Understanding the Electric Field of a Charged Sphere

[Leo Liu]

Homework Statement

Just a random question about electricity.

Relevant Equations

$${E} = {{kQ} \over {r^2}}$$

This page claims that "[t]he electric field outside the sphere is given by: ${E} = {{kQ} \over {r^2}}$, just like a point charge". I would like to know the reason we should treat the sphere as a point charge, even if the charges are uniformly distributed throughout the surface of the conducting sphere. Also, is this statement valid for a non-conducting charged sphere? Thank you.

Update:
Reading this thread I realized that I can create a spherical Gaussian surface outside the conducting sphere and $\oint{E}\mathrm{d}A = {E4\pi r^2} = {Q \over \epsilon_0}$, which implies its electric field is the same as the electric field of a point charge, yet I still don't intuitively understand why it holds ture.

 

[jasonRF]

The main difference between the conducting sphere and the point charge is that the field inside the sphere is zero; the equation you derived is only true outside the sphere.

By the way, the electric field is a vector field, so you really should indicate the direction of the field.

jason

 

[Leo Liu]

The main difference between the conducting sphere and the point charge is that the field inside the sphere is zero; the equation you derived is only true outside the sphere.

By the way, the electric field is a vector field, so you really should indicate the direction of the field.

jason

Hi, thank you for replying. I understand that the strength of the field inside a conducting spherical shell is 0 since the excess charges tend to stay on the outer surface of a conductor and $dA$ from every direction cancels out. However, is this valid for an insultor given that the charges inside are uniformly distributed?

 

[DaveE]

Hi, thank you for replying. I understand that the strength of the field inside a conducting spherical shell is 0 since the excess charges tend to stay on the outer surface of a conductor and $dA$ from every direction cancels out. However, is this valid for an insultor given that the charges inside is uniformly distributed?

Yes. You can deconstruct a solid sphere of uniform charge distribution into a set of concentric shells.

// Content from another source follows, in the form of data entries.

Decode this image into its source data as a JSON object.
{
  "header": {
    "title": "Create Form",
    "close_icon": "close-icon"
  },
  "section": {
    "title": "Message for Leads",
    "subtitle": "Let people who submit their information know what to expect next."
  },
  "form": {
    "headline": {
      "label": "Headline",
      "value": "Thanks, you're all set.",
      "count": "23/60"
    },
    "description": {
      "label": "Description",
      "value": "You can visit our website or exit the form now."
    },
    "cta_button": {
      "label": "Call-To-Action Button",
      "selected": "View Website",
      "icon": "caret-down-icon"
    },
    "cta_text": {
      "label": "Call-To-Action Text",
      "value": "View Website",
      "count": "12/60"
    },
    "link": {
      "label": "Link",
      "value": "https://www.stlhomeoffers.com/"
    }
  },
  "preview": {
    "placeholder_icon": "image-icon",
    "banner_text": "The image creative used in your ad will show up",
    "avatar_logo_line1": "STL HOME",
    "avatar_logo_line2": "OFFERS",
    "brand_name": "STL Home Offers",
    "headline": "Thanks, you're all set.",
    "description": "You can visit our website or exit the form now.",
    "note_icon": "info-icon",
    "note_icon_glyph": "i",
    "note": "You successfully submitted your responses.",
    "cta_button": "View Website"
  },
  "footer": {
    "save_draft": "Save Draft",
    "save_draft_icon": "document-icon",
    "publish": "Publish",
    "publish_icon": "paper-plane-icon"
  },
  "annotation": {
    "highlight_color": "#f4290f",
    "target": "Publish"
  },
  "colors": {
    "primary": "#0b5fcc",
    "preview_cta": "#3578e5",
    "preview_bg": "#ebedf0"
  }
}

If you know it's true for the outside surface then it will also be true for the next-most outside shell, etc. Because of the superposition property of EM you can add solutions together (or subtract) to make a new solution.

 

[haruspex]

is this valid for an insultor given that the charges inside is uniformly distributed?

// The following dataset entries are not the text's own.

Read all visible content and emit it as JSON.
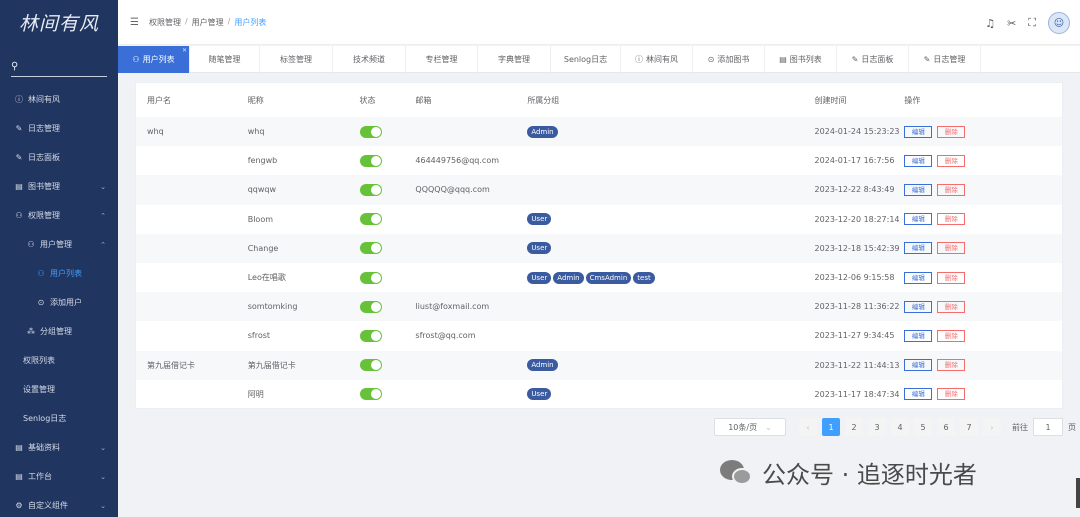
{
  "brand": {
    "logo_text": "林间有风"
  },
  "sidebar": {
    "search_icon": "search-icon",
    "items": [
      {
        "label": "林间有风",
        "icon": "info-icon"
      },
      {
        "label": "日志管理",
        "icon": "edit-icon"
      },
      {
        "label": "日志面板",
        "icon": "edit-icon"
      },
      {
        "label": "图书管理",
        "icon": "book-icon",
        "arrow": "⌄"
      },
      {
        "label": "权限管理",
        "icon": "user-lock-icon",
        "arrow": "⌃"
      },
      {
        "label": "用户管理",
        "icon": "user-lock-icon",
        "arrow": "⌃"
      },
      {
        "label": "用户列表",
        "icon": "user-lock-icon"
      },
      {
        "label": "添加用户",
        "icon": "plus-circle-icon"
      },
      {
        "label": "分组管理",
        "icon": "group-icon"
      },
      {
        "label": "权限列表"
      },
      {
        "label": "设置管理"
      },
      {
        "label": "Senlog日志"
      },
      {
        "label": "基础资料",
        "icon": "book-icon",
        "arrow": "⌄"
      },
      {
        "label": "工作台",
        "icon": "book-icon",
        "arrow": "⌄"
      },
      {
        "label": "自定义组件",
        "icon": "gear-icon",
        "arrow": "⌄"
      }
    ]
  },
  "header": {
    "breadcrumb": [
      "权限管理",
      "用户管理",
      "用户列表"
    ],
    "icons": [
      "bell-icon",
      "tools-icon",
      "fullscreen-icon",
      "avatar"
    ]
  },
  "tabs": [
    "用户列表",
    "随笔管理",
    "标签管理",
    "技术频道",
    "专栏管理",
    "字典管理",
    "Senlog日志",
    "林间有风",
    "添加图书",
    "图书列表",
    "日志面板",
    "日志管理"
  ],
  "table": {
    "columns": [
      "用户名",
      "昵称",
      "状态",
      "邮箱",
      "所属分组",
      "创建时间",
      "操作"
    ],
    "edit_label": "编辑",
    "delete_label": "删除",
    "rows": [
      {
        "username": "whq",
        "nickname": "whq",
        "email": "",
        "groups": [
          "Admin"
        ],
        "created": "2024-01-24 15:23:23"
      },
      {
        "username": "",
        "nickname": "fengwb",
        "email": "464449756@qq.com",
        "groups": [],
        "created": "2024-01-17 16:7:56"
      },
      {
        "username": "",
        "nickname": "qqwqw",
        "email": "QQQQQ@qqq.com",
        "groups": [],
        "created": "2023-12-22 8:43:49"
      },
      {
        "username": "",
        "nickname": "Bloom",
        "email": "",
        "groups": [
          "User"
        ],
        "created": "2023-12-20 18:27:14"
      },
      {
        "username": "",
        "nickname": "Change",
        "email": "",
        "groups": [
          "User"
        ],
        "created": "2023-12-18 15:42:39"
      },
      {
        "username": "",
        "nickname": "Leo在唱歌",
        "email": "",
        "groups": [
          "User",
          "Admin",
          "CmsAdmin",
          "test"
        ],
        "created": "2023-12-06 9:15:58"
      },
      {
        "username": "",
        "nickname": "somtomking",
        "email": "liust@foxmail.com",
        "groups": [],
        "created": "2023-11-28 11:36:22"
      },
      {
        "username": "",
        "nickname": "sfrost",
        "email": "sfrost@qq.com",
        "groups": [],
        "created": "2023-11-27 9:34:45"
      },
      {
        "username": "第九届借记卡",
        "nickname": "第九届借记卡",
        "email": "",
        "groups": [
          "Admin"
        ],
        "created": "2023-11-22 11:44:13"
      },
      {
        "username": "",
        "nickname": "阿明",
        "email": "",
        "groups": [
          "User"
        ],
        "created": "2023-11-17 18:47:34"
      }
    ]
  },
  "pagination": {
    "page_size": "10条/页",
    "pages": [
      "1",
      "2",
      "3",
      "4",
      "5",
      "6",
      "7"
    ],
    "current": "1",
    "goto_label": "前往",
    "goto_value": "1",
    "page_suffix": "页"
  },
  "watermark": {
    "text": "公众号 · 追逐时光者"
  }
}
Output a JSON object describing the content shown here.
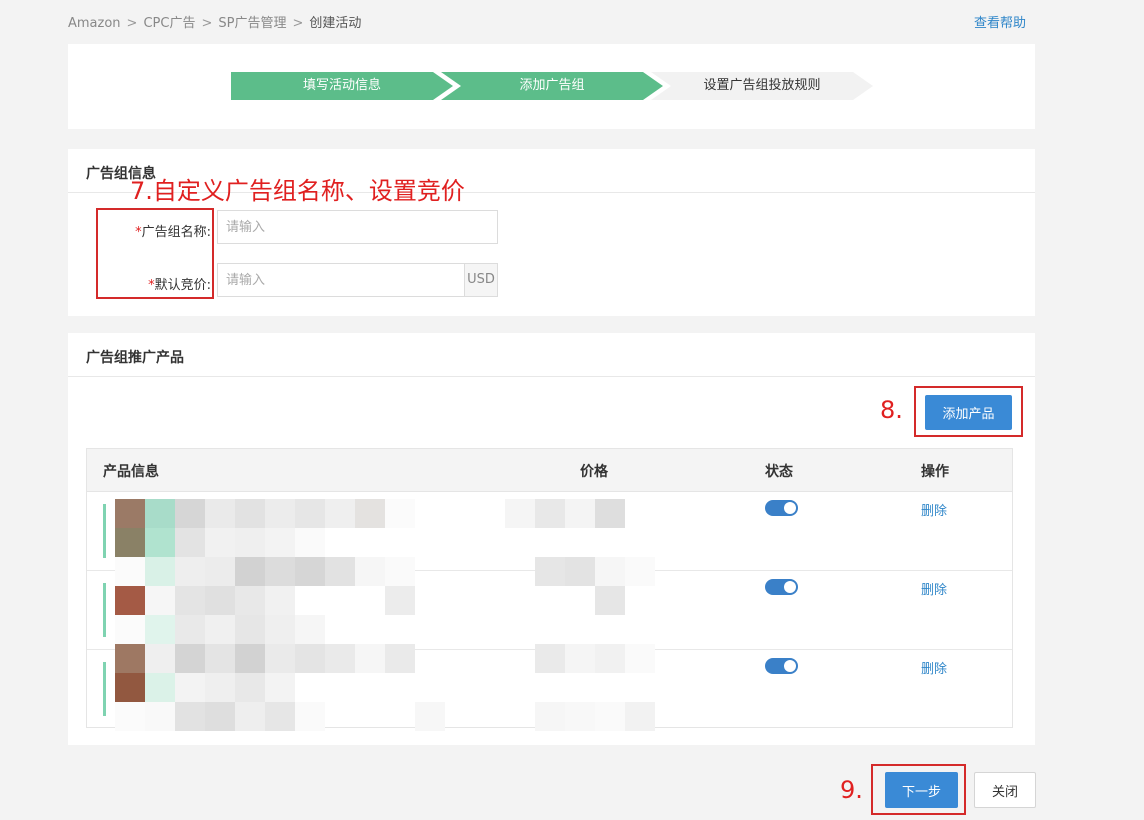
{
  "breadcrumb": {
    "items": [
      "Amazon",
      "CPC广告",
      "SP广告管理",
      "创建活动"
    ],
    "separator": ">"
  },
  "help_link": "查看帮助",
  "steps": [
    {
      "label": "填写活动信息",
      "state": "done"
    },
    {
      "label": "添加广告组",
      "state": "active"
    },
    {
      "label": "设置广告组投放规则",
      "state": "pending"
    }
  ],
  "group_info": {
    "title": "广告组信息",
    "annotation": "7.自定义广告组名称、设置竞价",
    "name_field": {
      "required_mark": "*",
      "label": "广告组名称:",
      "placeholder": "请输入",
      "value": ""
    },
    "bid_field": {
      "required_mark": "*",
      "label": "默认竞价:",
      "placeholder": "请输入",
      "value": "",
      "currency": "USD"
    }
  },
  "products": {
    "title": "广告组推广产品",
    "add_annotation": "8.",
    "add_button": "添加产品",
    "columns": {
      "info": "产品信息",
      "price": "价格",
      "status": "状态",
      "action": "操作"
    },
    "rows": [
      {
        "status_on": true,
        "action": "删除"
      },
      {
        "status_on": true,
        "action": "删除"
      },
      {
        "status_on": true,
        "action": "删除"
      }
    ]
  },
  "footer": {
    "next_annotation": "9.",
    "next_button": "下一步",
    "close_button": "关闭"
  },
  "colors": {
    "step_done": "#5cbd8a",
    "step_pending": "#f2f2f2",
    "primary": "#3a8ad6",
    "link": "#2f86c9",
    "annotation": "#e02020",
    "toggle_on": "#3a80c8"
  }
}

It is true for a charge uniformly distributed on a spherical shell, and hence also for a sphere in which the charge density depends only on radius. Similarly for any force field follwing an inverse square law, such as gravitation.
It follows that it is true for a conducting spherical shell in the absence of any other field. But, e.g., if there is a point charge in the vicinity then the charge will not be uniform.

 

[Leo Liu]

It is true for a charge uniformly distributed on a spherical shell, and hence also for a sphere in which the charge density depends only on radius. Similarly for any force field follwing an inverse square law, such as gravitation.
It follows that it is true for a conducting spherical shell in the absence of any other field. But, e.g., if there is a point charge in the vicinity then the charge will not be uniform.

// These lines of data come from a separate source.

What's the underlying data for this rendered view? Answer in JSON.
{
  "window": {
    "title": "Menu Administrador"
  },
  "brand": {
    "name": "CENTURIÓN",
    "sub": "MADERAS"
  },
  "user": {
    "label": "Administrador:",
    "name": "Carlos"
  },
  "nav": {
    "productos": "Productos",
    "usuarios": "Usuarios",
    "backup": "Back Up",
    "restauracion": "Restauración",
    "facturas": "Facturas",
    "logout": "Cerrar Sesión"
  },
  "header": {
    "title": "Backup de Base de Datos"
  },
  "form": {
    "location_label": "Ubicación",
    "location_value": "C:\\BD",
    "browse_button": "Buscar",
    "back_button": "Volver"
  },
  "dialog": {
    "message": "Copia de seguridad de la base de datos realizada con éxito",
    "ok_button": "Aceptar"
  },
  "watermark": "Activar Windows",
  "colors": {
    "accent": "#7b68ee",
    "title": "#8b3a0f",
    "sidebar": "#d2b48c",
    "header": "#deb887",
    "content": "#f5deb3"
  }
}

In the case that a point charge is placed closed to the sphere, is it correct to say that the charge distribution on the surface cannot be uniform because the point charge will attract some charges with oppsite sign in the sphere (and repel the others)?

 

[hutchphd]

Yes and you can say that the field inside the conductor will be zero. The rest of the story gets more complicated (but do-able e.g. method of images)

 

[haruspex]

you can say that the field inside the conductor will be zero

Assuming the point charge is outside.

 

[PeroK]

Homework Statement:: Just a random question about electricity.
Relevant Equations:: $${E} = {{kQ} \over {r^2}}$$

This page claims that "[t]he electric field outside the sphere is given by: ${E} = {{kQ} \over {r^2}}$, just like a point charge". I would like to know the reason we should treat the sphere as a point charge, even if the charges are uniformly distributed throughout the surface of the conducting sphere. Also, is this statement valid for a non-conducting charged sphere? Thank you.

Update:
Reading this thread I realized that I can create a spherical Gaussian surface outside the conducting sphere and $\oint{E}\mathrm{d}A = {E4\pi r^2} = {Q \over \epsilon_0}$, which implies its electric field is the same as the electric field of a point charge, yet I still don't intuitively understand why it holds ture.

This is the "shell theorem", which applies to any inverse square field. Usually to Newtonian Gravity and Electrostatics. See, for example:

https://en.wikipedia.org/wiki/Shell_theorem

The mathematics is essentially the same for electrostatics.